Use Reporting Services security policy files
Reporting Services stores component security policy information in three configuration files that are copied to the file system during setup. These configuration files can contain a combination of internal-use and user-defined security policies for code assemblies in Reporting Services. The three configuration files correspond to three securable components in Reporting Services: The report server and Windows service, the Report Manager Web application, and the Report Designer preview window.
Note
There are two preview modes for Report Designer: the preview tab and the pop-up preview window that is launched when your Report Project is started in DebugLocal mode. The Preview tab is not a securable component and does not apply security policy settings. The preview window is meant to simulate the report server functionality and therefore has a policy configuration file that you or an administrator must modify to use custom assemblies and custom extensions in Report Designer.
The security policy configuration files contain security class information, some default named permission sets, and the code groups for assemblies in Reporting Services. The policy configuration files of Reporting Services are similar to the Security.config file that determines the code group hierarchy and permission sets associated with machine and enterprise level policies in the .NET Framework. The location of this file is C:\WINDOWS\Microsoft.NET\Framework\v2.0.50727\CONFIG\security.config.
Policy files in Reporting Services
The following table lists the policy configuration files in Reporting Services, their locations (assuming a default installation), and their respective functions.
File name | Location (default installation) | Description |
---|---|---|
rssrvpolicy.config | C:\Program Files\Microsoft SQL Server\MSRS10_50.MSSQLSERVER\Reporting Services\ReportServer | The report server policy configuration file. These security policies primarily affect report expressions and custom assemblies once a report is deployed to a report server. This policy file also affects custom data, delivery, rendering and security extensions deployed to the report server. |
rsmgrpolicy.config | C:\Program Files\Microsoft SQL Server\MSRS10_50.MSSQLSERVER\Reporting Services\ReportManager | Report Manager policy configuration file. These security policies affect all assemblies that extend Report Manager; for example, subscription user interface extensions for custom delivery. |
rspreviewpolicy.config | C:\Program Files\Microsoft Visual Studio 9.0\Common7\IDE\PrivateAssemblies | The Report Designer stand-alone preview policy configuration file. These security policies affect custom assemblies and report expressions that are used in reports during preview and development. These policies also affect custom extensions that are deployed to Report Designer, such as data processing extensions. |
Modify configuration files
Configuration settings are specified as either XML elements or attributes. If you understand XML and configuration files, you can use a text or code editor to modify user-definable settings. Security configuration files contain information about the code group hierarchy and permission sets associated with a policy level in Reporting Services. You should use the .NET Framework Configuration Utility (Mscorcfg.msc) or Code Access Security Policy Utility (Caspol.exe) to modify security policies in the Security.config file first. This step ensures that policy changes correspond to valid XML configuration elements for policy files.

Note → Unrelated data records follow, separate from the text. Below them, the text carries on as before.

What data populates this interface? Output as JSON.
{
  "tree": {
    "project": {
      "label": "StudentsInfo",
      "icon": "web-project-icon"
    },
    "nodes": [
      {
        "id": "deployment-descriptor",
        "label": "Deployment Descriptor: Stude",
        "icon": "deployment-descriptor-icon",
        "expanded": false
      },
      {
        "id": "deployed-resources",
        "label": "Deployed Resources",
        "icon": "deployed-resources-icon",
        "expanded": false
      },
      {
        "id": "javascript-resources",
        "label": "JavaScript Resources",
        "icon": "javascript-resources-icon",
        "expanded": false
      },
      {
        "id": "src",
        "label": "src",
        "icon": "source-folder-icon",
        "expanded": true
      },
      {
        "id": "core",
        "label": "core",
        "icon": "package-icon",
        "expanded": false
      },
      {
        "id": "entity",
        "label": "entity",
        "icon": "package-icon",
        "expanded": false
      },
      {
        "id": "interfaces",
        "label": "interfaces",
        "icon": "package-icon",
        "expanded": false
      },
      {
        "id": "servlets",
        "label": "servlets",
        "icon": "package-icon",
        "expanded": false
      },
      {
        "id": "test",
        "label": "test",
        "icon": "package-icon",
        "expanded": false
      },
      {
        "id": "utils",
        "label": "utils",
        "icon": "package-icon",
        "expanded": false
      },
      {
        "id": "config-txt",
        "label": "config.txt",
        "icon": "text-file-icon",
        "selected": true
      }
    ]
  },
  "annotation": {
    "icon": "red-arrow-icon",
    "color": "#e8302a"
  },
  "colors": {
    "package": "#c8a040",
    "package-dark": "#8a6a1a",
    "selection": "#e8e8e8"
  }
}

Once you do that, you can cut and paste the new code groups and permission sets from Security.config to the policy file for the component to which you're adding code permissions.
Important
You should backup your policy configuration files prior to making any changes.
Using this approach accomplishes two things. First, it enables you to use a visual tool to build your code groups and permission sets for Reporting Services. This method is easier than writing XML configuration elements from scratch. Secondly, it ensures that you don't corrupt the security policy configuration files with malformed XML elements and attributes. For more information about the Code Access Security Policy Utility, see Using Reporting Services Security Policy Files on MSDN.
Before modifying policy configuration files, you should read all the information available in this section and related articles. Modifying the policy configuration of Reporting Services can have a significant security effect on how Reporting Services components execute external code modules.
Placement of CodeGroup elements for extensions
The placement of CodeGroup elements in a security policy file is important. For extensions and custom assemblies that you develop, you should place your custom code groups directly below the existing entry for the URL membership $CodeGen$/*
, as indicated by the following example:
<CodeGroup
class="UnionCodeGroup"
version="1"
PermissionSetName="FullTrust">
<IMembershipCondition
class="UrlMembershipCondition"
version="1"
Url="$CodeGen$/*"
/>
</CodeGroup>
<CodeGroup
class="UnionCodeGroup"
version="1"
PermissionSetName="FullTrust"
Name="MyCustomCodeGroup"
Description="Code group for my custom extension">
<IMembershipCondition class="UrlMembershipCondition"
version="1"
Url="C:\Program Files\Microsoft SQL Server\MSSQL\Reporting Services\ReportServer\bin\MyAssembly.dll"
/>
</CodeGroup>
More code groups can be added one after another.